My mouth is dried up like a potsherd.

My tongue sticks to my jaws.

You lay me in the dust of death.”

This is a very colorful descriptive explanation of David’s or the psalmist’s situation. He was poured out like water, exhausted. His bones were out of joint in pain. His heart was like wax that melted away in his breast with no energy. His mouth was dried up as his tongue was stuck to his jaws. A potsherd is broken pieces of pottery. He was almost on his death bed of dust. It is apparent why the works of Matthew and Mark used this vivid graphic psalm to describe a dying Jesus on the cross.

The protection of God (Ps 22:9-22:11)

“Yet it was you who took me from the womb.

You kept me safe on my mother’s breast.

On you I was cast from my birth.

Since my mother bore me

You have been my God.

Do not be far from me!

Trouble is near.

There is no one to help.”

God took David or this psalmist from the womb and brought him to his mother’s breasts. From his birth, God had protected him. There had been only one God in his life. He asked that God be not far from him, whenever there was trouble because there was no one else to help him.

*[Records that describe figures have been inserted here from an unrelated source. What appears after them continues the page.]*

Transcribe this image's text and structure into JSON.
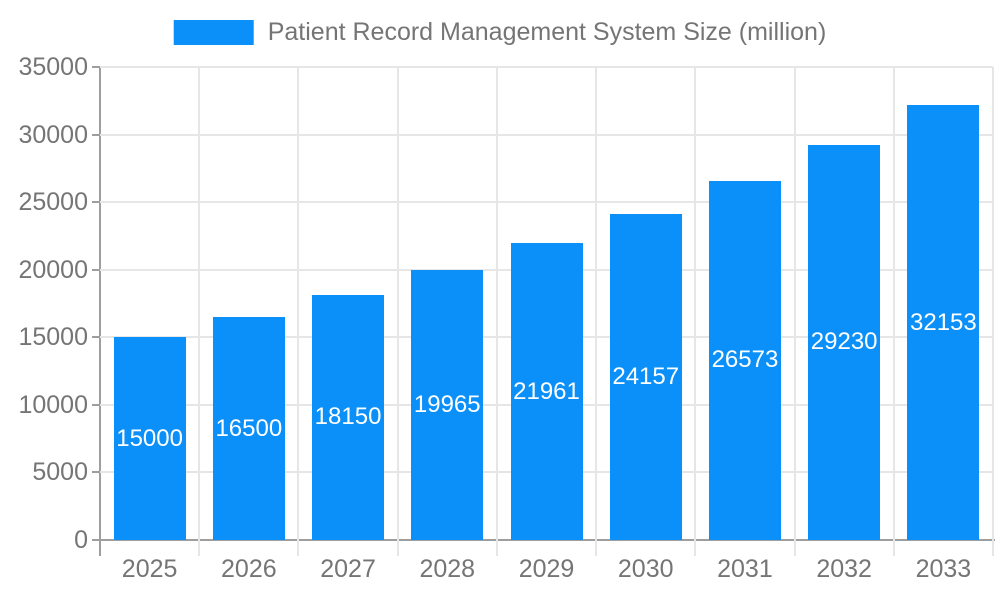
{
  "chart_data": {
    "type": "bar",
    "categories": [
      "2025",
      "2026",
      "2027",
      "2028",
      "2029",
      "2030",
      "2031",
      "2032",
      "2033"
    ],
    "series": [
      {
        "name": "Patient Record Management System Size (million)",
        "values": [
          15000,
          16500,
          18150,
          19965,
          21961,
          24157,
          26573,
          29230,
          32153
        ]
      }
    ],
    "title": "Patient Record Management System Size (million)",
    "xlabel": "",
    "ylabel": "",
    "ylim": [
      0,
      35000
    ],
    "yticks": [
      0,
      5000,
      10000,
      15000,
      20000,
      25000,
      30000,
      35000
    ],
    "grid": true,
    "legend_position": "top",
    "value_labels": "inside-center"
  },
  "colors": {
    "bar": "#0b90fa",
    "gridline": "#e6e6e6",
    "axis": "#9e9e9e",
    "tick_text": "#757575",
    "value_label": "#ffffff"
  }
}
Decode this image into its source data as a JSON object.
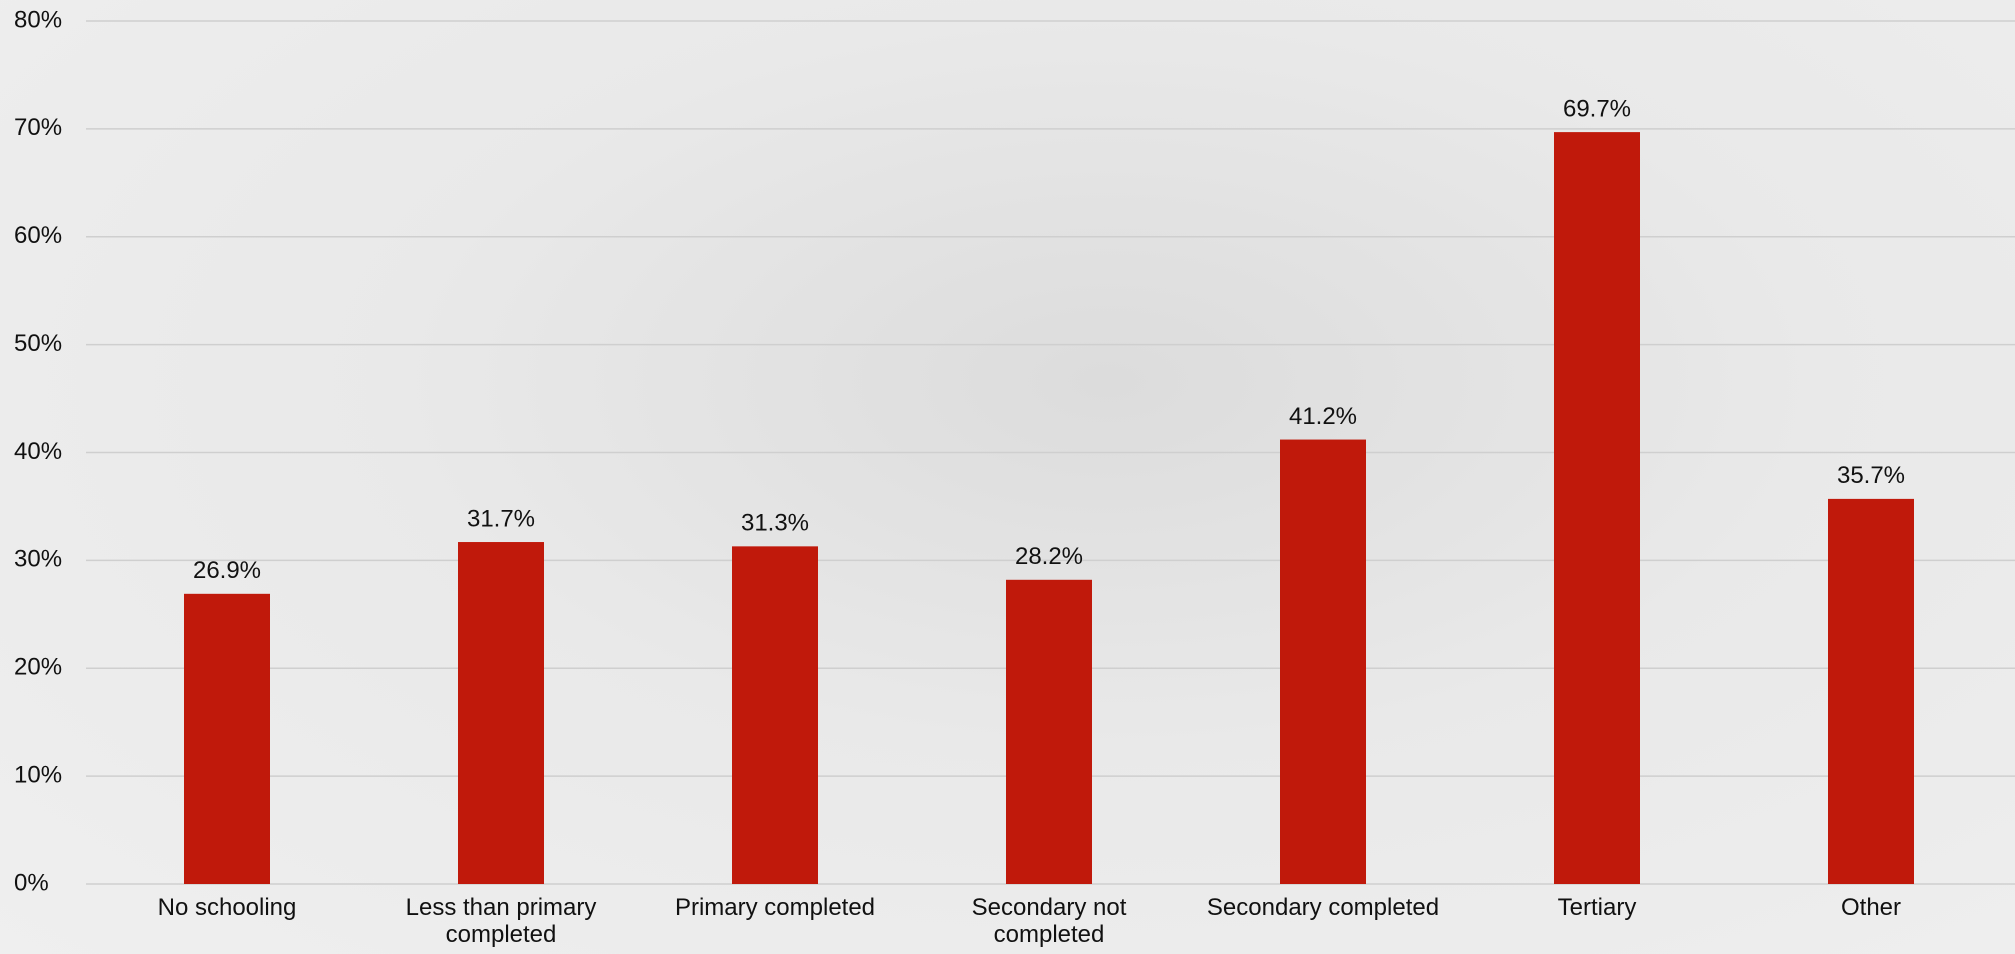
{
  "chart_data": {
    "type": "bar",
    "categories": [
      "No schooling",
      "Less than primary completed",
      "Primary completed",
      "Secondary not completed",
      "Secondary completed",
      "Tertiary",
      "Other"
    ],
    "values": [
      26.9,
      31.7,
      31.3,
      28.2,
      41.2,
      69.7,
      35.7
    ],
    "value_labels": [
      "26.9%",
      "31.7%",
      "31.3%",
      "28.2%",
      "41.2%",
      "69.7%",
      "35.7%"
    ],
    "color": "#c0190b",
    "ylim": [
      0,
      80
    ],
    "yticks": [
      {
        "value": 0,
        "label": "0%"
      },
      {
        "value": 10,
        "label": "10%"
      },
      {
        "value": 20,
        "label": "20%"
      },
      {
        "value": 30,
        "label": "30%"
      },
      {
        "value": 40,
        "label": "40%"
      },
      {
        "value": 50,
        "label": "50%"
      },
      {
        "value": 60,
        "label": "60%"
      },
      {
        "value": 70,
        "label": "70%"
      },
      {
        "value": 80,
        "label": "80%"
      }
    ],
    "grid": true
  }
}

The plight of the weak man (Ps 22:6-22:8)

“But I am a worm.

I am not human.

I am scorned by others.

I am despised by the people.

All who see me mock me.

They make mouths at me.

They shake their heads.

‘Commit your cause to Yahweh!

Let him deliver!

Let him rescue

The one in whom he delights!’”

David or the psalmist compares himself to a weak person like a worm, not even human. He was scorned and despised by others. He was mocked. People would shake their heads and mouth things at him. They wanted him to commit his case to Yahweh. Let Yahweh deliver and rescue the weak ones. No one was going to help him.

Trust in God (Ps 22:3-22:5)

“You are holy!

You are enthroned on the praises of Israel!

Our ancestors trusted in you.

They trusted.

You delivered them!

They cried to you.

They were saved.

They trusted in you!

They were not disappointed.”

This is a direct plea to God, the holy one, “you.” Israel praised God.  Their Israelite ancestors trusted in God. Thus they were delivered and rescued. They cried and they were saved. They trusted and were not disappointed.

The suffering servant (Ps 22:1-22:2)

To the choirmaster leader, according to the deer of the dawn, a psalm of David

My God!

My God!

Why have you forsaken me?

Why are you so far from helping me?

Why are you so far from the words of my groaning?

O my God!

I cry by day.

But you do not answer.

I cry by night.

But I find no rest.”

This Psalm 22 is a psalm of David with a choir leader. However, there is a notation “according to the deer of the dawn,” which probably refers to some lost hymn or tune. This is a psalm for help or deliverance from a serious illness or persecution. This is much like the suffering servant in Isaiah, chapters 52-53. The Gospel of Matthew, chapter 27, and the Gospel of Mark, chapter 15 indicated that Jesus Christ quoted the first few verses of his psalm as he hung on the cross. The forsaken one cried to God. Why was no help coming from God? The suffering one cried during the day and at night, but there was no answer. He could not find any rest.